EL CALÍZ
Se acercó una mujer ya entrada en años, cuya piel pálida tenía una frescura singular. Afuera, con hojas doradas y rojas cubría el otoño las calles del barrio. Soplaba el viento típico de los primeros días de aquel junio del ’63. Traía un paquete envuelto con papel turquesa como de un regalo. Sentí que algo importante estaba por ocurrir.
«Recibí esta herencia», dijo la dama con voz muy emocionada. «Para mi tiene tanto valor…», suspiró. «Aunque quizá no valga tanto como pienso», continuó.
«Usted lo conserva con mucho amor», adelanté con respeto.
«Sí, con mucho amor», respondió ella aliviada. «¡Véalas, padre! Son estas dos azucareras de plata que pertenecieron a mi familia durante décadas y que usamos por largos años. Quiero donarlas a la parroquia para que las aprovechen aquí. Yo soy una persona mayor y carezco de herederos que deseen utilizarlas.

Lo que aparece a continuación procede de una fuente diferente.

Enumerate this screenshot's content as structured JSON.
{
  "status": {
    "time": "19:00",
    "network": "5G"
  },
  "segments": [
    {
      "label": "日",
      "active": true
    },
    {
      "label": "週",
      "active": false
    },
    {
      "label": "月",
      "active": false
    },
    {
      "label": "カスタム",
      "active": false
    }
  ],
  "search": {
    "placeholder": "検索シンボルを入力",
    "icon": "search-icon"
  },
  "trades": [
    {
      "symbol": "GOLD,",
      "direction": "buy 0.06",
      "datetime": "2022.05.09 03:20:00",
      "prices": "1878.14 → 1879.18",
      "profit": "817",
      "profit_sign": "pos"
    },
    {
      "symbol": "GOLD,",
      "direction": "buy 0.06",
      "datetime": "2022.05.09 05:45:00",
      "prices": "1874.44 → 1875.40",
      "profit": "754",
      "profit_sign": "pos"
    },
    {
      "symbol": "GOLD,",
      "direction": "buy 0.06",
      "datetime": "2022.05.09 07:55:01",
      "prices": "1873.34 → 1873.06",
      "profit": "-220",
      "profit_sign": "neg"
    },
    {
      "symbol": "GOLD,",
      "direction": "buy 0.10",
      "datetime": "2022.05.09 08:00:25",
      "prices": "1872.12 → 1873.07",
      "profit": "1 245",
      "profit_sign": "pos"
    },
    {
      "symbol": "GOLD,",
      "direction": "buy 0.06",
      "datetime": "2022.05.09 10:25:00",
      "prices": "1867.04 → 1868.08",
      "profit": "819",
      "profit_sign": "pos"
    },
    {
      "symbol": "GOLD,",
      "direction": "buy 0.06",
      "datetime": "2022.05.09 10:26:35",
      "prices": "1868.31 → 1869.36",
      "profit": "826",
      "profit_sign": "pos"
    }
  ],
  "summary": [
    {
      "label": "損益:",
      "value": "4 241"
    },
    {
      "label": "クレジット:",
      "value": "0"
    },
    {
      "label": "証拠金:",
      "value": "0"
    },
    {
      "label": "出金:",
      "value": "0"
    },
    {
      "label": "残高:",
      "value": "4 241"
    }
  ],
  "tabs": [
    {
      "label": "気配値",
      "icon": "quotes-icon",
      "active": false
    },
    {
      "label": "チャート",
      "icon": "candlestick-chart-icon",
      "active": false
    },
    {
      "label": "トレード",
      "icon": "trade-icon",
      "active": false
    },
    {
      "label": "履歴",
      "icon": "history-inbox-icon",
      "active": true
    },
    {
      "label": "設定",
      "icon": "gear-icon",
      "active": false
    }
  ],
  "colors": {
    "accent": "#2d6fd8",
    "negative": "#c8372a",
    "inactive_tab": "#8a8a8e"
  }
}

Es casi seguro que las venderían o terminarían en alguna casa de remate. Prefiero que queden al servicio de la Iglesia».
Llevé la donación a casa de Alfonso Tschenett, un orfebre suizo que vivía en Floresta, en la calle Goya. Hizo sonar el metal de las azucareras como si fuera un instrumento musical. Las tocó con cariño. La mirada experta de su rostro curtido, me confirmó que se trataba de plata auténtica. Le propuse: «Por qué no hace con estos dos recipientes un lindo cáliz para celebrar la Misa?». Se sonrió con una pizca de picardía.
Cuando estuvo listo, en la simple hermosura de las cosas nobles y los reflejos de la plata martelée como decía el callado artesano, presenté la copa a la comunidad reunida, sin mencionar a la donante según su deseo. Recuerdo ahora que, mostrando en alto el cáliz, indique que como las azucareras convertidas en cáliz, así sucedería con nosotros al terminar esta vida: Dios nos transformaría en personas de belleza sin igual.